In Colombia's Eastern Sierra, the Chibchas were composed of several tribes who spoke the same language (Chibchan). Among them: Muiscas, Guanes, Laches and Chitareros.


Amazon
Some 5 to 7 million people lived in the Amazon region, divided between dense coastal settlements, such as that at Marajó, and inland dwellers. For a long time, it was believed that those inland dwellers were sparsely populated hunter-gatherer tribes. Archeologist Betty J. Meggers was a prominent proponent of this idea, as described in her book Amazonia: Man and Culture in a Counterfeit Paradise. However, recent archeological findings have suggested that the region was actually densely populated.
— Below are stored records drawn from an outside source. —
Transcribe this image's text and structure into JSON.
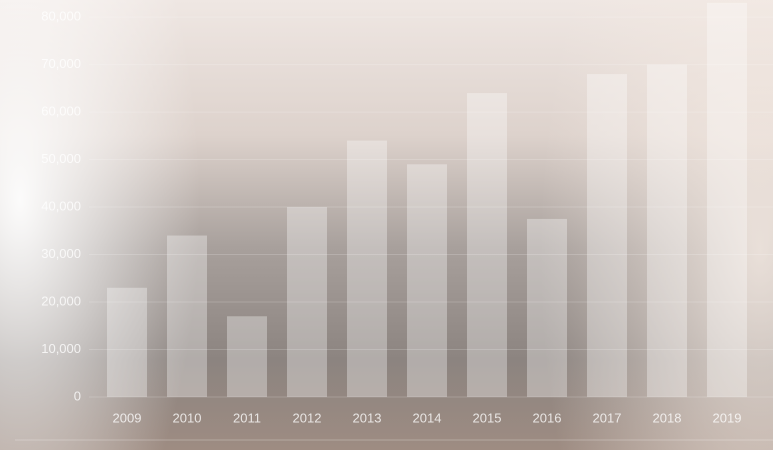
{
  "chart_data": {
    "type": "bar",
    "categories": [
      "2009",
      "2010",
      "2011",
      "2012",
      "2013",
      "2014",
      "2015",
      "2016",
      "2017",
      "2018",
      "2019"
    ],
    "values": [
      23000,
      34000,
      17000,
      40000,
      54000,
      49000,
      64000,
      37500,
      68000,
      70000,
      83000
    ],
    "color": "rgba(255,255,255,0.33)",
    "ylim": [
      0,
      83600
    ],
    "yticks": [
      0,
      {
        "value": 10000,
        "label": "10,000"
      },
      {
        "value": 20000,
        "label": "20,000"
      },
      {
        "value": 30000,
        "label": "30,000"
      },
      {
        "value": 40000,
        "label": "40,000"
      },
      {
        "value": 50000,
        "label": "50,000"
      },
      {
        "value": 60000,
        "label": "60,000"
      },
      {
        "value": 70000,
        "label": "70,000"
      },
      {
        "value": 80000,
        "label": "80,000"
      }
    ],
    "grid": true
  }
}
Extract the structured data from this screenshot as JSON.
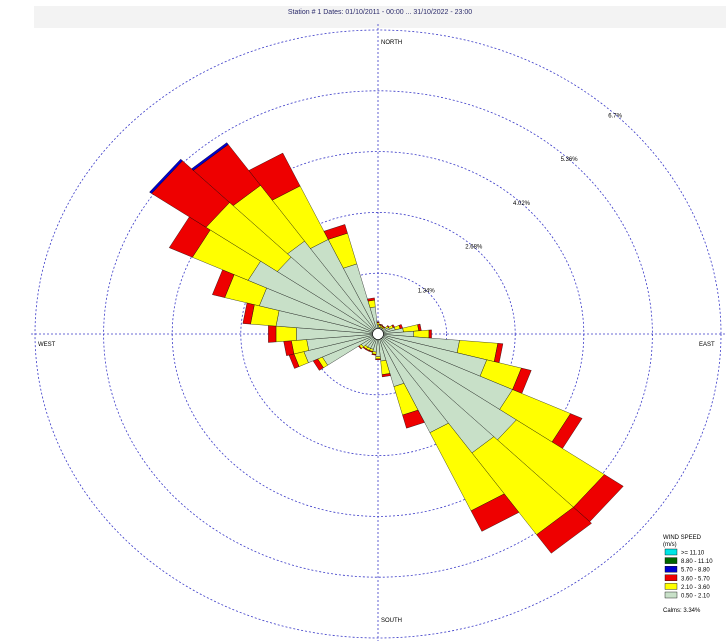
{
  "title": "Station #   1  Dates: 01/10/2011 - 00:00 ... 31/10/2022 - 23:00",
  "chart_data": {
    "type": "wind_rose",
    "directions": [
      0,
      10,
      20,
      30,
      40,
      50,
      60,
      70,
      80,
      90,
      100,
      110,
      120,
      130,
      140,
      150,
      160,
      170,
      180,
      190,
      200,
      210,
      220,
      230,
      240,
      250,
      260,
      270,
      280,
      290,
      300,
      310,
      320,
      330,
      340,
      350
    ],
    "compass": {
      "north": "NORTH",
      "east": "EAST",
      "south": "SOUTH",
      "west": "WEST"
    },
    "rings": [
      {
        "value": 1.34,
        "label": "1.34%"
      },
      {
        "value": 2.68,
        "label": "2.68%"
      },
      {
        "value": 4.02,
        "label": "4.02%"
      },
      {
        "value": 5.36,
        "label": "5.36%"
      },
      {
        "value": 6.7,
        "label": "6.7%"
      }
    ],
    "max_percent": 6.7,
    "classes": [
      {
        "label": "0.50 - 2.10",
        "color": "#c8e0c8"
      },
      {
        "label": "2.10 - 3.60",
        "color": "#ffff00"
      },
      {
        "label": "3.60 - 5.70",
        "color": "#ee0000"
      },
      {
        "label": "5.70 - 8.80",
        "color": "#0000cc"
      },
      {
        "label": "8.80 - 11.10",
        "color": "#006600"
      },
      {
        "label": ">= 11.10",
        "color": "#00e5e5"
      }
    ],
    "values": [
      [
        0.2,
        0.05,
        0.02,
        0,
        0,
        0
      ],
      [
        0.15,
        0.05,
        0.02,
        0,
        0,
        0
      ],
      [
        0.15,
        0.05,
        0.02,
        0,
        0,
        0
      ],
      [
        0.15,
        0.03,
        0.02,
        0,
        0,
        0
      ],
      [
        0.15,
        0.03,
        0.02,
        0,
        0,
        0
      ],
      [
        0.2,
        0.05,
        0.02,
        0,
        0,
        0
      ],
      [
        0.25,
        0.08,
        0.03,
        0,
        0,
        0
      ],
      [
        0.35,
        0.1,
        0.05,
        0,
        0,
        0
      ],
      [
        0.5,
        0.3,
        0.05,
        0,
        0,
        0
      ],
      [
        0.7,
        0.3,
        0.05,
        0,
        0,
        0
      ],
      [
        1.6,
        0.75,
        0.1,
        0,
        0,
        0
      ],
      [
        2.2,
        0.7,
        0.2,
        0,
        0,
        0
      ],
      [
        2.9,
        1.25,
        0.25,
        0,
        0,
        0
      ],
      [
        3.3,
        2.1,
        0.45,
        0,
        0,
        0
      ],
      [
        3.2,
        2.2,
        0.5,
        0,
        0,
        0
      ],
      [
        2.4,
        1.9,
        0.5,
        0,
        0,
        0
      ],
      [
        1.2,
        0.65,
        0.3,
        0,
        0,
        0
      ],
      [
        0.6,
        0.3,
        0.05,
        0,
        0,
        0
      ],
      [
        0.5,
        0.05,
        0.02,
        0,
        0,
        0
      ],
      [
        0.4,
        0.05,
        0.02,
        0,
        0,
        0
      ],
      [
        0.35,
        0.05,
        0.02,
        0,
        0,
        0
      ],
      [
        0.35,
        0.05,
        0.02,
        0,
        0,
        0
      ],
      [
        0.35,
        0.05,
        0.02,
        0,
        0,
        0
      ],
      [
        0.4,
        0.05,
        0.02,
        0,
        0,
        0
      ],
      [
        1.2,
        0.1,
        0.1,
        0,
        0,
        0
      ],
      [
        1.5,
        0.2,
        0.1,
        0,
        0,
        0
      ],
      [
        1.4,
        0.3,
        0.15,
        0,
        0,
        0
      ],
      [
        1.6,
        0.4,
        0.15,
        0,
        0,
        0
      ],
      [
        2.0,
        0.5,
        0.15,
        0,
        0,
        0
      ],
      [
        2.4,
        0.7,
        0.25,
        0,
        0,
        0
      ],
      [
        2.8,
        1.2,
        0.5,
        0,
        0,
        0
      ],
      [
        2.4,
        1.7,
        1.3,
        0.05,
        0,
        0
      ],
      [
        2.5,
        1.5,
        1.1,
        0.05,
        0,
        0
      ],
      [
        2.3,
        1.3,
        0.8,
        0,
        0,
        0
      ],
      [
        1.6,
        0.7,
        0.2,
        0,
        0,
        0
      ],
      [
        0.6,
        0.15,
        0.05,
        0,
        0,
        0
      ]
    ],
    "legend": {
      "title": "WIND SPEED",
      "unit": "(m/s)",
      "calms": "Calms: 3.34%",
      "items": [
        {
          "label": ">= 11.10",
          "color": "#00e5e5"
        },
        {
          "label": "8.80 - 11.10",
          "color": "#006600"
        },
        {
          "label": "5.70 - 8.80",
          "color": "#0000cc"
        },
        {
          "label": "3.60 - 5.70",
          "color": "#ee0000"
        },
        {
          "label": "2.10 - 3.60",
          "color": "#ffff00"
        },
        {
          "label": "0.50 - 2.10",
          "color": "#c8e0c8"
        }
      ]
    }
  }
}
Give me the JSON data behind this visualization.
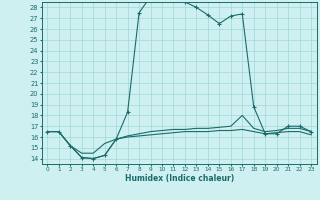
{
  "xlabel": "Humidex (Indice chaleur)",
  "ylabel": "",
  "xlim": [
    -0.5,
    23.5
  ],
  "ylim": [
    13.5,
    28.5
  ],
  "xticks": [
    0,
    1,
    2,
    3,
    4,
    5,
    6,
    7,
    8,
    9,
    10,
    11,
    12,
    13,
    14,
    15,
    16,
    17,
    18,
    19,
    20,
    21,
    22,
    23
  ],
  "yticks": [
    14,
    15,
    16,
    17,
    18,
    19,
    20,
    21,
    22,
    23,
    24,
    25,
    26,
    27,
    28
  ],
  "bg_color": "#cff0f0",
  "line_color": "#1a6b6b",
  "grid_color": "#a0d8d8",
  "lines": [
    {
      "x": [
        0,
        1,
        2,
        3,
        4,
        5,
        6,
        7,
        8,
        9,
        10,
        11,
        12,
        13,
        14,
        15,
        16,
        17,
        18,
        19,
        20,
        21,
        22,
        23
      ],
      "y": [
        16.5,
        16.5,
        15.2,
        14.1,
        14.0,
        14.3,
        15.8,
        18.3,
        27.5,
        29.0,
        28.8,
        28.8,
        28.5,
        28.0,
        27.3,
        26.5,
        27.2,
        27.4,
        18.8,
        16.3,
        16.3,
        17.0,
        17.0,
        16.5
      ],
      "marker": "+"
    },
    {
      "x": [
        0,
        1,
        2,
        3,
        4,
        5,
        6,
        7,
        8,
        9,
        10,
        11,
        12,
        13,
        14,
        15,
        16,
        17,
        18,
        19,
        20,
        21,
        22,
        23
      ],
      "y": [
        16.5,
        16.5,
        15.2,
        14.1,
        14.0,
        14.3,
        15.8,
        16.1,
        16.3,
        16.5,
        16.6,
        16.7,
        16.7,
        16.8,
        16.8,
        16.9,
        17.0,
        18.0,
        16.8,
        16.5,
        16.6,
        16.8,
        16.8,
        16.5
      ],
      "marker": null
    },
    {
      "x": [
        0,
        1,
        2,
        3,
        4,
        5,
        6,
        7,
        8,
        9,
        10,
        11,
        12,
        13,
        14,
        15,
        16,
        17,
        18,
        19,
        20,
        21,
        22,
        23
      ],
      "y": [
        16.5,
        16.5,
        15.2,
        14.5,
        14.5,
        15.4,
        15.8,
        16.0,
        16.1,
        16.2,
        16.3,
        16.4,
        16.5,
        16.5,
        16.5,
        16.6,
        16.6,
        16.7,
        16.5,
        16.3,
        16.4,
        16.5,
        16.5,
        16.2
      ],
      "marker": null
    }
  ]
}
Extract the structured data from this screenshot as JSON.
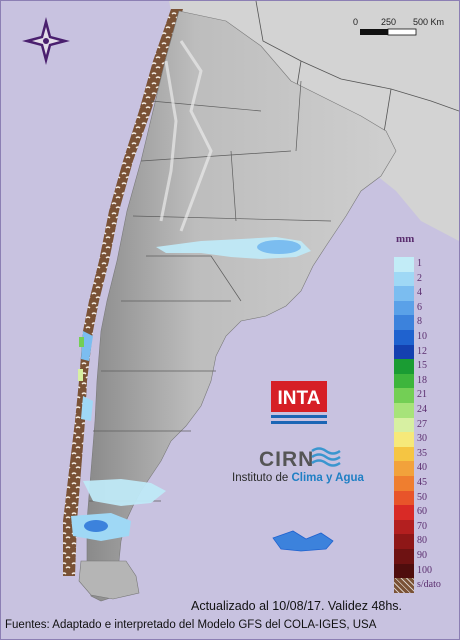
{
  "scale": {
    "ticks": [
      "0",
      "250",
      "500 Km"
    ]
  },
  "legend": {
    "unit": "mm",
    "items": [
      {
        "label": "1",
        "color": "#c2ecf7"
      },
      {
        "label": "2",
        "color": "#9fd8f5"
      },
      {
        "label": "4",
        "color": "#7bbdf0"
      },
      {
        "label": "6",
        "color": "#5aa1e8"
      },
      {
        "label": "8",
        "color": "#3c82dc"
      },
      {
        "label": "10",
        "color": "#1f62cf"
      },
      {
        "label": "12",
        "color": "#1440b0"
      },
      {
        "label": "15",
        "color": "#1a9c33"
      },
      {
        "label": "18",
        "color": "#3db53c"
      },
      {
        "label": "21",
        "color": "#73cf55"
      },
      {
        "label": "24",
        "color": "#a7e37a"
      },
      {
        "label": "27",
        "color": "#d7f0a2"
      },
      {
        "label": "30",
        "color": "#f6e97a"
      },
      {
        "label": "35",
        "color": "#f5c542"
      },
      {
        "label": "40",
        "color": "#f2a23b"
      },
      {
        "label": "45",
        "color": "#ef7e2f"
      },
      {
        "label": "50",
        "color": "#e8542a"
      },
      {
        "label": "60",
        "color": "#d92a26"
      },
      {
        "label": "70",
        "color": "#b31f1f"
      },
      {
        "label": "80",
        "color": "#8e1717"
      },
      {
        "label": "90",
        "color": "#6e1212"
      },
      {
        "label": "100",
        "color": "#4f0d0d"
      },
      {
        "label": "s/dato",
        "color": "#7a5236"
      }
    ]
  },
  "logo": {
    "inta": "INTA",
    "cirn": "CIRN",
    "institute_prefix": "Instituto de ",
    "institute_highlight": "Clima y Agua"
  },
  "footer": {
    "updated": "Actualizado al 10/08/17. Validez 48hs.",
    "sources": "Fuentes: Adaptado e interpretado del Modelo GFS del COLA-IGES, USA"
  }
}
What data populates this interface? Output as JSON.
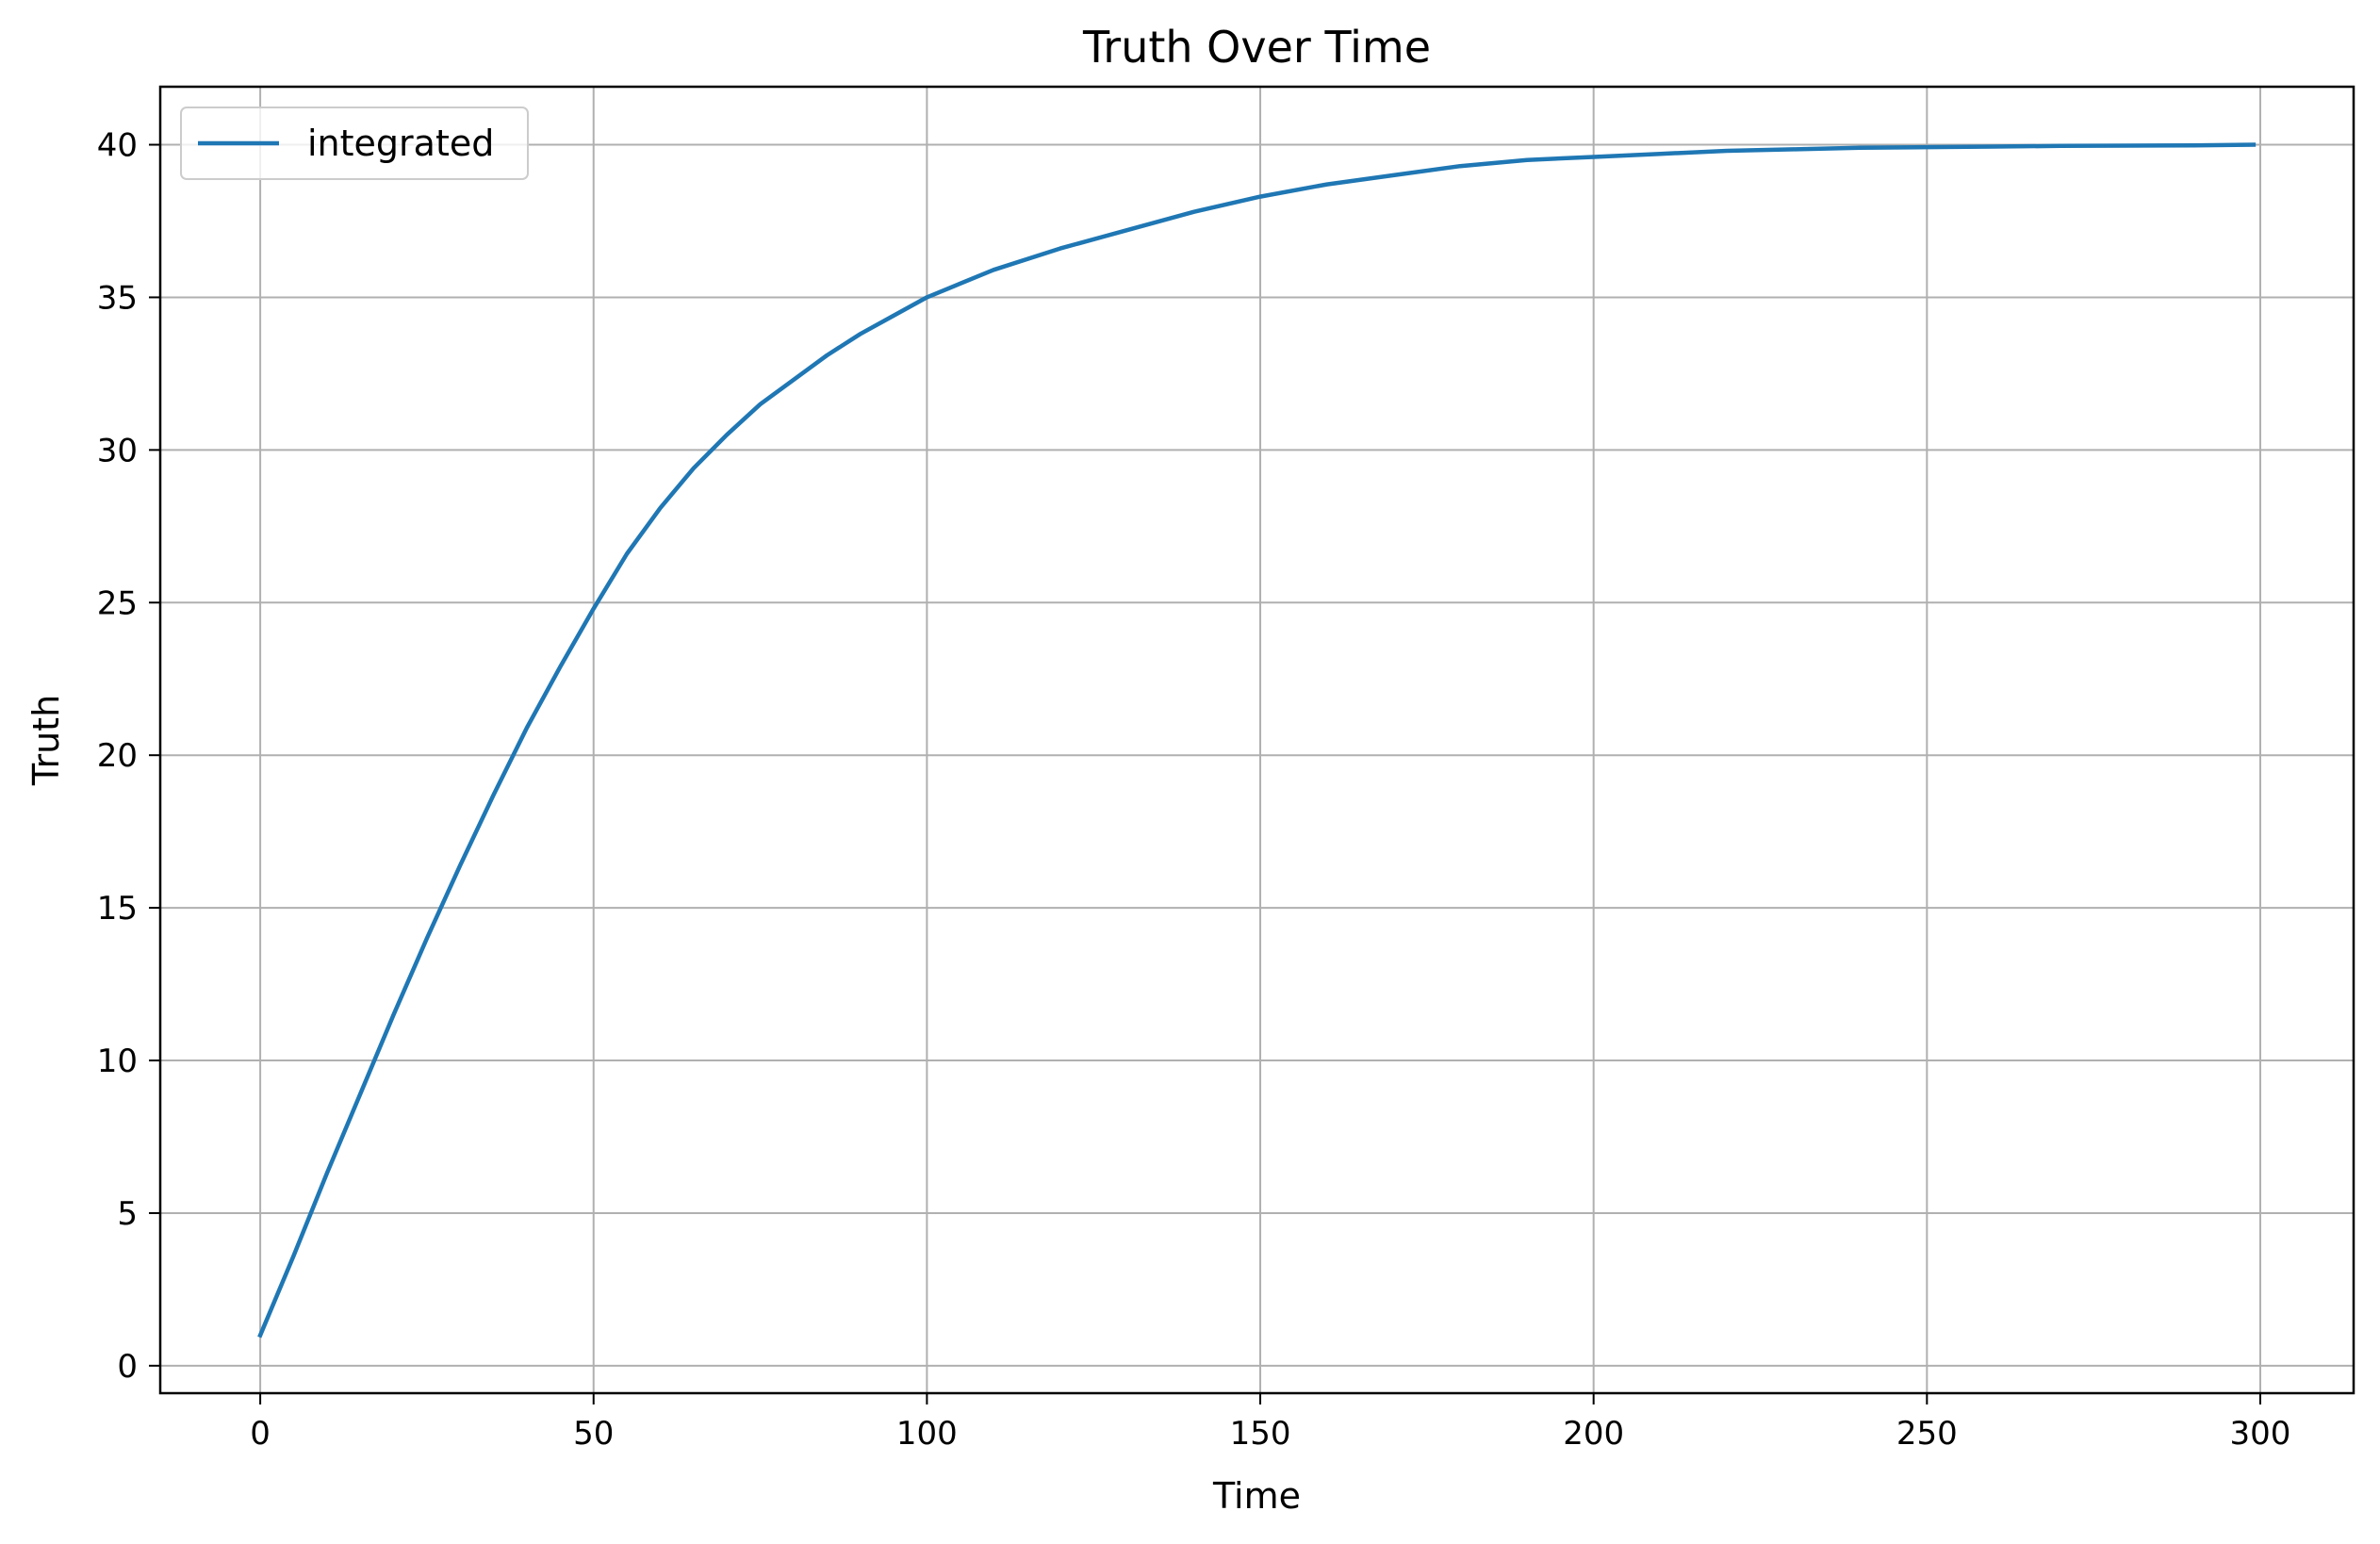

One of the main pieces of evidence is the existence of the fertile Terra preta (black earth), which is distributed over large areas in the Amazon forest. It is now widely accepted that these soils are a product of indigenous soil management. The development of this soil allowed agriculture and silviculture in the previously hostile environment; meaning that large portions of the Amazon rainforest are probably the result of centuries of human management, rather than naturally occurring as has previously been supposed.[5] In the region of the Xinguanos tribe, remains of some of these large settlements in the middle of the Amazon forest were found in 2003 by Michael Heckenberger and colleagues of the University of Florida. Among those were evidence of roads, bridges and large plazas.[6]


Chavín
The Chavín, a South American preliterate civilization, established a trade network and developed agriculture by 900 BCE, according to some estimates and archeological finds. Artifacts were found at a site called Chavín in modern Peru at an elevation of 3,177 meters. Chavín civilization spanned 900 to 300 BCE.


Moche
The Moche thrived on the north coast of Peru 2000-1500 years ago. The heritage of the Moche comes down to us through their elaborate burials, recently excavated by UCLA's Christopher Donnan in association with the National Geographic Society. Skilled artisans, the Moche were a technologically advanced people who traded with faraway peoples, like the Maya. Almost everything we know about the Moche comes from their ceramic pottery with carvings of their daily lives. We know from these records that they practiced human sacrifice, had blood-drinking rituals, and that their religion incorporated non-procreative sexual practices (such as fellatio).


Inca
Holding their capital at the great puma-shaped city of Cusco, the Inca civilization dominated the Andes region from 1438 to 1533. Known as Tawantin suyu, or "the land of the four regions," in Quechua, the Inca civilization was highly distinct and developed. Inca rule extended to nearly a hundred linguistic or ethnic communities, some 9 to 14 million people connected by a 25,000 kilometer road system. Cities were built with precise, unmatched stonework, constructed over many levels of mountain terrain. Terrace farming was a useful form of agriculture. There is evidence of excellent metalwork and even successful brain surgery in Inca civilization.